Clock of Strasbourg Cathedral |
The
clock is inside the building, rather than at a tower, like those of many other
cathedrals. It has a long history, as it dates back since the 14th century,
although it was completely rebuilt in the 16th. By the end of the 18th century
it stopped working. Legend says that, at the beginning of the 19th century, an
orderly who was showing the cathedral to a group of visitors mentioned that the
clock had not been working for a long time. Then a boy who was part of the group
exclaimed: I will fix it! Forty years
later, he did. That child would have been Jean-Baptiste Schwilgué, who
remodeled the clock around 1840.
Charles Babbage |
The cathedral chapter did not allow Schwilgué to modify the external appearance of the clock, but let him completely rebuild the mechanisms. Using gear wheels, Schwilgué built a device that simultaneously provides five different types of time: mean solar time at Strasbourg; official time; local solar time; sidereal time; and lunar time. The first is an ordinary clock moved by a pendulum and adjusted by hand; the others are derived from it. The official time is easy, because in Strasbourg and in winter time it differs by half an hour from the average solar. The local solar time is more complex, as it takes into account the variations in the length of the day throughout the year, and uses elliptical gears to calculate it. To get sidereal time from solar time, it would have been necessary to use wheels with millions of teeth, which is not technically feasible. Schwilgué came up with an approximation of the relationship between the two, with an error less than one second per century: 1+450/(611×269). Combining gears with 450, 611 and 269 teeth, it is easy to multiply by that fraction. Adding 1 to the result is equivalent to advancing one extra tooth.

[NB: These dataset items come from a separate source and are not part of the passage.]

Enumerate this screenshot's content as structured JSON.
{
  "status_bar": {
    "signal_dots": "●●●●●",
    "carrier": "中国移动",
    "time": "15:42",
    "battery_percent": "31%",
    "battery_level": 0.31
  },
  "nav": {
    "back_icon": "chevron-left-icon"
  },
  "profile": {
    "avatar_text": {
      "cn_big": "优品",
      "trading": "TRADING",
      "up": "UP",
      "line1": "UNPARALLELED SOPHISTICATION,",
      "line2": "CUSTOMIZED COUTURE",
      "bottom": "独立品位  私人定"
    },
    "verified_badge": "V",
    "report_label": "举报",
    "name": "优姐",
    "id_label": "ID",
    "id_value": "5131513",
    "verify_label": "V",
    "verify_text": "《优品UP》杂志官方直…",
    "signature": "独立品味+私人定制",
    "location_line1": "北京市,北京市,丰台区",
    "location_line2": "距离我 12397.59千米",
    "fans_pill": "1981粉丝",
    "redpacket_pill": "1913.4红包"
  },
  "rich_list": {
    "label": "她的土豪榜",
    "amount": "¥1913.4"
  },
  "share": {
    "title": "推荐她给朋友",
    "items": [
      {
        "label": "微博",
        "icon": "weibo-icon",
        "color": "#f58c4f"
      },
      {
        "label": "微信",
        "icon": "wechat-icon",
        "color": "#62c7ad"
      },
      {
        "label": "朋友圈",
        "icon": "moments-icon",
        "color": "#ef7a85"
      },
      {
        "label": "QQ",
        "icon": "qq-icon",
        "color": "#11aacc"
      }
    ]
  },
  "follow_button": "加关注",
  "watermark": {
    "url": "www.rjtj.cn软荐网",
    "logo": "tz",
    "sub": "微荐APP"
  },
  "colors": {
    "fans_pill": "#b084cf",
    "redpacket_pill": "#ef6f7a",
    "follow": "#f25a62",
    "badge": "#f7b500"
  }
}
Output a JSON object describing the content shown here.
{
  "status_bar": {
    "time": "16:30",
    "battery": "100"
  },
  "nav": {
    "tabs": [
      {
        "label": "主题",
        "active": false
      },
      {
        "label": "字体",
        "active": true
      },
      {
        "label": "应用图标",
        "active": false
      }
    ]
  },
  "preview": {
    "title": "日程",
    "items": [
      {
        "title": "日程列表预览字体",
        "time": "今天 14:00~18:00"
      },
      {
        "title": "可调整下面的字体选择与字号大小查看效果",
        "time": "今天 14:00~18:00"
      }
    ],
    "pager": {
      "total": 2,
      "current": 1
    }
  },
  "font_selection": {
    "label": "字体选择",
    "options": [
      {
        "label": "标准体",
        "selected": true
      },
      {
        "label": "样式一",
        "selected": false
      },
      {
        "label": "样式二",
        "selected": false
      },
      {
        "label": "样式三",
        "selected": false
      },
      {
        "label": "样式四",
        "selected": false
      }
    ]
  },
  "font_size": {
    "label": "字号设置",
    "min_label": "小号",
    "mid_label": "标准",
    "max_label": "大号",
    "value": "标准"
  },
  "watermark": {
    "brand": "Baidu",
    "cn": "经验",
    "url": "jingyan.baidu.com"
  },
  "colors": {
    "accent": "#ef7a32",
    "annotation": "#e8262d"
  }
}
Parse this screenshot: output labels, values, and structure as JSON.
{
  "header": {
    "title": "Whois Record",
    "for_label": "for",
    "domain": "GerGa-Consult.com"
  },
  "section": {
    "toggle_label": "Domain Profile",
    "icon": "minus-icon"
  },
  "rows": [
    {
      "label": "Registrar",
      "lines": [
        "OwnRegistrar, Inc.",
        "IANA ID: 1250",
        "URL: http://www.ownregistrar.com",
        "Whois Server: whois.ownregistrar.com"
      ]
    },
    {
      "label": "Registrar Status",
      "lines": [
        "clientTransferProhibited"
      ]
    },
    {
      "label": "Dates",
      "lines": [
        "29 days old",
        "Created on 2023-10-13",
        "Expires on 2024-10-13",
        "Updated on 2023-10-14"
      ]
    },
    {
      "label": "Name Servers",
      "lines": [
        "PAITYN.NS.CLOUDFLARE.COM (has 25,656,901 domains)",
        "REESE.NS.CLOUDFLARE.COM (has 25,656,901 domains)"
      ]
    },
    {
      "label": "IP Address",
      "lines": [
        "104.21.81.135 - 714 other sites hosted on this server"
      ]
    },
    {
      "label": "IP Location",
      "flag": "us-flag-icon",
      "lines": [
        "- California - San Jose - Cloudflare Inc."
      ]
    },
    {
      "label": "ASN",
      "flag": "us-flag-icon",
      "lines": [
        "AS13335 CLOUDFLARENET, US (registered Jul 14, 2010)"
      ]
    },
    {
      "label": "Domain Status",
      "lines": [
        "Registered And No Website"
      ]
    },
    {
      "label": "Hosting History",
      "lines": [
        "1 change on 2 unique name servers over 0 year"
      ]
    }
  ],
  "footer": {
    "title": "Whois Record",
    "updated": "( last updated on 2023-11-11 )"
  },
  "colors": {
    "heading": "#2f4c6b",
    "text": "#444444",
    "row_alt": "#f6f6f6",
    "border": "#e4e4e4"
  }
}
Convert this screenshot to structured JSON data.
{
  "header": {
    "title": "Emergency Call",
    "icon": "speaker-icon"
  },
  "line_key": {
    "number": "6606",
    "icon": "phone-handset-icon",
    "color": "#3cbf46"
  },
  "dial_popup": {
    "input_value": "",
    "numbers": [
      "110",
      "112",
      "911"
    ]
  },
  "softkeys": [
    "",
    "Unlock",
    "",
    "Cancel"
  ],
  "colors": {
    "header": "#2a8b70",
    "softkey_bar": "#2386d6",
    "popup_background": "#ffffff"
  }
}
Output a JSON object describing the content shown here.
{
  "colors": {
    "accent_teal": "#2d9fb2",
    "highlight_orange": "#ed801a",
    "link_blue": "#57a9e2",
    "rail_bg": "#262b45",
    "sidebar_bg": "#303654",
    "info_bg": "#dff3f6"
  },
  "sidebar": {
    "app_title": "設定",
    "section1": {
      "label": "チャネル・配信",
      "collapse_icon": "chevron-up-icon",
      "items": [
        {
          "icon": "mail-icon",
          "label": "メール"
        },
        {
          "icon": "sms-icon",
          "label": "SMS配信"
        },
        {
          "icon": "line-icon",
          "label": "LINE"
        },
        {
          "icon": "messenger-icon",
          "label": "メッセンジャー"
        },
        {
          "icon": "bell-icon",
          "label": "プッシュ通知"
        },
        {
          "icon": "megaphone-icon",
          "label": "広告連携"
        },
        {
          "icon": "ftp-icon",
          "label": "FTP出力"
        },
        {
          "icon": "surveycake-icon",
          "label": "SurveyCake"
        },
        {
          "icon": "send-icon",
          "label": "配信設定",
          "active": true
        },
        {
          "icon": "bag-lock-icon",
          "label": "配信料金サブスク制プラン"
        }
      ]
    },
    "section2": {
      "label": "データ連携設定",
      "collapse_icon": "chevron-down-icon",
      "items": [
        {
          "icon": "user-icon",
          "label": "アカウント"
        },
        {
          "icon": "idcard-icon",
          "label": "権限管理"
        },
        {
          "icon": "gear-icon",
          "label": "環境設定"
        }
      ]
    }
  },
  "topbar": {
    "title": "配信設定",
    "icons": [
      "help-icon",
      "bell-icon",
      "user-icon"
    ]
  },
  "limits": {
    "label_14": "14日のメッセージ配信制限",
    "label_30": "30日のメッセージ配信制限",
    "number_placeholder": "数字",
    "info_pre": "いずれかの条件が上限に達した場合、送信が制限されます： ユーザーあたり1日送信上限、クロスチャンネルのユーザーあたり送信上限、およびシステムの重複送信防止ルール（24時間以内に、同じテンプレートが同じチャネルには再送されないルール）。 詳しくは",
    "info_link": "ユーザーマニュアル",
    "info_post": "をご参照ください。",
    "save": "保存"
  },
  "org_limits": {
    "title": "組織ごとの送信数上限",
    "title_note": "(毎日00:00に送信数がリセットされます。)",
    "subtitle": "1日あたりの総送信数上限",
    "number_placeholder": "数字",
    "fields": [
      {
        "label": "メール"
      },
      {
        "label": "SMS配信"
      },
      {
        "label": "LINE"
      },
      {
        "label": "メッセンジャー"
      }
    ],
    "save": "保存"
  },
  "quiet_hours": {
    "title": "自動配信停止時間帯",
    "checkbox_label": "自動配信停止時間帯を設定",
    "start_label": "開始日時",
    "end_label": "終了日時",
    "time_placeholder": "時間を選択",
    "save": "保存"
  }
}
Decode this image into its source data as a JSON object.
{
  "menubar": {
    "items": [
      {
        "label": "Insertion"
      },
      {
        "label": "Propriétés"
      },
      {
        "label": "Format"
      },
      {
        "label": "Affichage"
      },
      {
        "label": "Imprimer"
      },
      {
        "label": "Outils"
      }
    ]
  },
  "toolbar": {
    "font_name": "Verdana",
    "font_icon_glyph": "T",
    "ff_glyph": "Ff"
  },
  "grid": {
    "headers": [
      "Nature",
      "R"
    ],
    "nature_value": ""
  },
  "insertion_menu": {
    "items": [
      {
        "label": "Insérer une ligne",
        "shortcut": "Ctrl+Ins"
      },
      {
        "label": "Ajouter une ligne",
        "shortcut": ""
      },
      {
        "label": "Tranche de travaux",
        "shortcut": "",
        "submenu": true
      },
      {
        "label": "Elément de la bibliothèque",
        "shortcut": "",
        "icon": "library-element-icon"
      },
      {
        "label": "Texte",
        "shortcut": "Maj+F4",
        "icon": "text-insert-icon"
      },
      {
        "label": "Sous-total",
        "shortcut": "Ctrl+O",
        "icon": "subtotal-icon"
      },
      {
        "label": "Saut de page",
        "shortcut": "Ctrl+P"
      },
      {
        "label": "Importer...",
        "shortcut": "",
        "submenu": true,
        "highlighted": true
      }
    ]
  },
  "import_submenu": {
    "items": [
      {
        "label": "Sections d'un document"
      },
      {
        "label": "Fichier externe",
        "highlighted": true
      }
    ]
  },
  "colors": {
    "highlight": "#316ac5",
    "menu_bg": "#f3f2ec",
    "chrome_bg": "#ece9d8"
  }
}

In addition to the time, the clock provides information about the day of the year, taking into account the Gregorian calendar. A figure of the god Apollo marks the date on a sliding circular band, which each day advances one position and is divided into 365 positions, marked with the days of the year. In leap years, part of the band slides one position, covers an empty space located between December 31 and January 1 (which bears the inscription beginning of the ordinary year) and discovers another space, usually covered by the 28 of February, marked with the 29th of the same month. This mechanism is driven by a gear with 100 positions, of which 24 have teeth, separated from each other by three spaces without teeth, except for two teeth that are separated by seven spaces. The toothless spaces correspond to the ordinary years of 365 days. The teeth move the mechanism that causes the appearance of February 29. The seven spaces in a row correspond to the final years of the century, which according to the Gregorian calendar should not be leap years, although they would have been with the Julian calendar (see this post). This gear moves forward one position at the beginning of the year, making one revolution per century. Finally, there is another gear that rotates once every four hundred years and causes the appearance of an additional tooth on the previous gear, in the center of the area with seven spaces in a row, so that the years multiples of 400 become leap years, thus completing the correct treatment of all the years in our calendar.
Finally,
the clock contains complex mechanisms to calculate the date of Easter, whose algorithm
is quite complicated, as I explained in this
post. This part of the mechanism is not well understood, but the fact is
that it works correctly and causes the slippage of a section associated with
the band of the days of the year, marked with the movable feasts of the Church.
The clock is built to work for many centuries. After doing so for over 150 years, it successfully passed the year 2000. Unless the Gregorian calendar is reformed to correct its current error (about three days every 10,000 years), all the calculations performed by the clock will remain valid until the year 9999, a limit imposed because the count of years has just four figures. Schwilgué proposed that the life of his clock could be extended beyond the year 10,000 by writing a 1 in front of the figures of the year, but then the calculation of the date of Easter would no longer be correct, as this date does not follow a 10,000 year cycle.